Since Mojo currently lacks a native Decimal type in its standard library, I decided to create my own implementation to fill that gap.
This project draws inspiration from several established decimal implementations and documentation, e.g., [Python built-in `Decimal` type](https://docs.python.org/3/library/decimal.html), [Rust `rust_decimal` crate](https://docs.rs/rust_decimal/latest/rust_decimal/index.html), [Microsoft's `Decimal` implementation](https://learn.microsoft.com/en-us/dotnet/api/system.decimal.getbits?view=net-9.0&redirectedfrom=MSDN#System_Decimal_GetBits_System_Decimal_), [General Decimal Arithmetic Specification](https://speleotrove.com/decimal/decarith.html), etc. Many thanks to these predecessors for their contributions and their commitment to open knowledge sharing.
## Status
Rome wasn't built in a day. Decimo is currently under active development. It has successfully progressed through the **"make it work"** phase and the **"make it right"**, and is now well into the **"make it fast"** phase.
The `BInt` type is fully implemented and optimized. It has been benchmarked against Python's `int` and demonstrates superior performance in most cases.
Bug reports and feature requests are welcome! If you encounter issues, please [file them here](https://github.com/forfudan/decimo/issues).
## Tests and benches
After cloning the repo onto your local disk, you can:
- Use `pixi run test` to run tests.
- Use `pixi run bench` to run benchmarks.
## Citation
If you find Decimo useful, consider listing it in your citations.
```tex
@software{Zhu.2026,
author = {Zhu, Yuhao},
year = {2026},
title = {Decimo: An arbitrary-precision integer and decimal library for Mojo},
url = {https://github.com/forfudan/decimo},
version = {0.9.0},
note = {Computer Software}
}
```
## License
This repository and its contributions are licensed under the Apache License v2.0.
[^fixed]: The `Decimal128` type can represent values with up to 29 significant digits and a maximum of 28 digits after the decimal point. When a value exceeds the maximum representable value (`2^96 - 1`), Decimo either raises an error or rounds the value to fit within these constraints. For example, the significant digits of `8.8888888888888888888888888888` (29 eights total with 28 after the decimal point) exceeds the maximum representable value (`2^96 - 1`) and is automatically rounded to `8.888888888888888888888888889` (28 eights total with 27 after the decimal point). Decimo's `Decimal128` type is similar to `System.Decimal` (C#/.NET), `rust_decimal` in Rust, `DECIMAL/NUMERIC` in SQL Server, etc.
[^bigint]: The `BigInt` implementation uses a base-2^32 representation with a little-endian format, where the least significant word is stored at index 0. Each word is a `UInt32`, allowing for efficient storage and arithmetic operations on large integers. This design choice optimizes performance for binary computations while still supporting arbitrary precision.
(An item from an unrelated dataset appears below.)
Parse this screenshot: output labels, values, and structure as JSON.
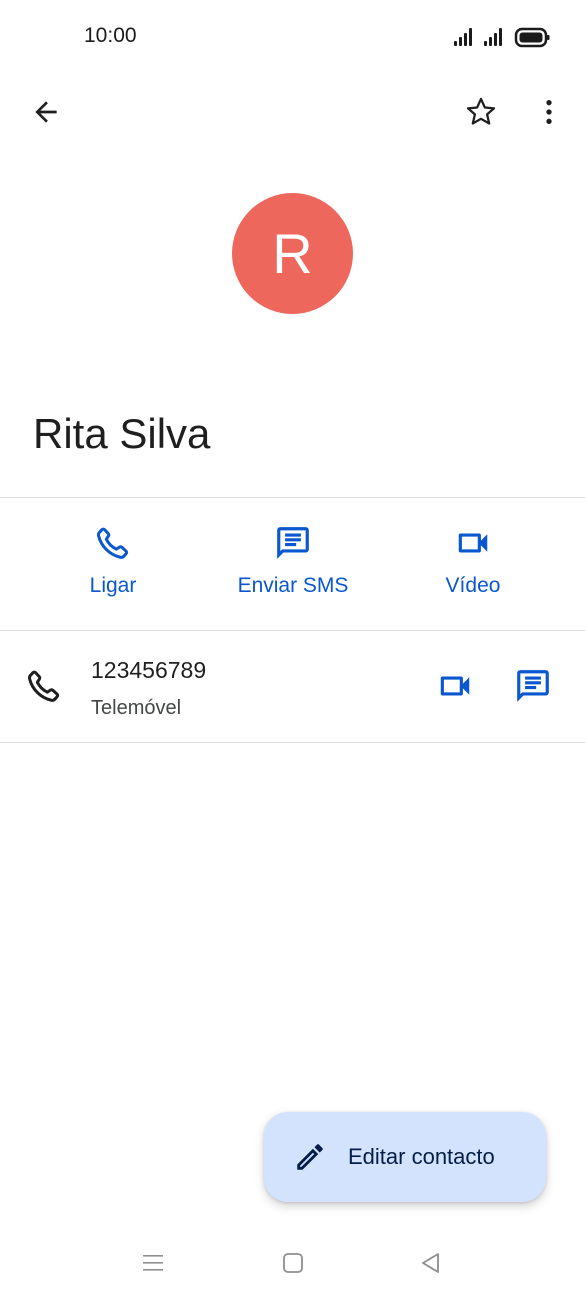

[^auxiliary]: The auxiliary types include a base-10 arbitrary-precision signed integer type (`BigInt10`) and a base-10 arbitrary-precision unsigned integer type (`BigUInt`) supporting unlimited digits[^bigint10]. `BigUInt` is used as the internal representation for `BigInt10` and `Decimal`.
[^bigint10]: The BigInt10 implementation uses a base-10 representation for users (maintaining decimal semantics), while internally using an optimized base-10^9 storage system for efficient calculations. This approach balances human-readable decimal operations with high-performance computing. It provides both floor division (round toward negative infinity) and truncate division (round toward zero) semantics, enabling precise handling of division operations with correct mathematical behavior regardless of operand signs.
[^arbitrary]: Built on top of our completed BigInt10 implementation, Decimal supports arbitrary precision for both the integer and fractional parts, similar to `decimal` and `mpmath` in Python, `java.math.BigDecimal` in Java, etc.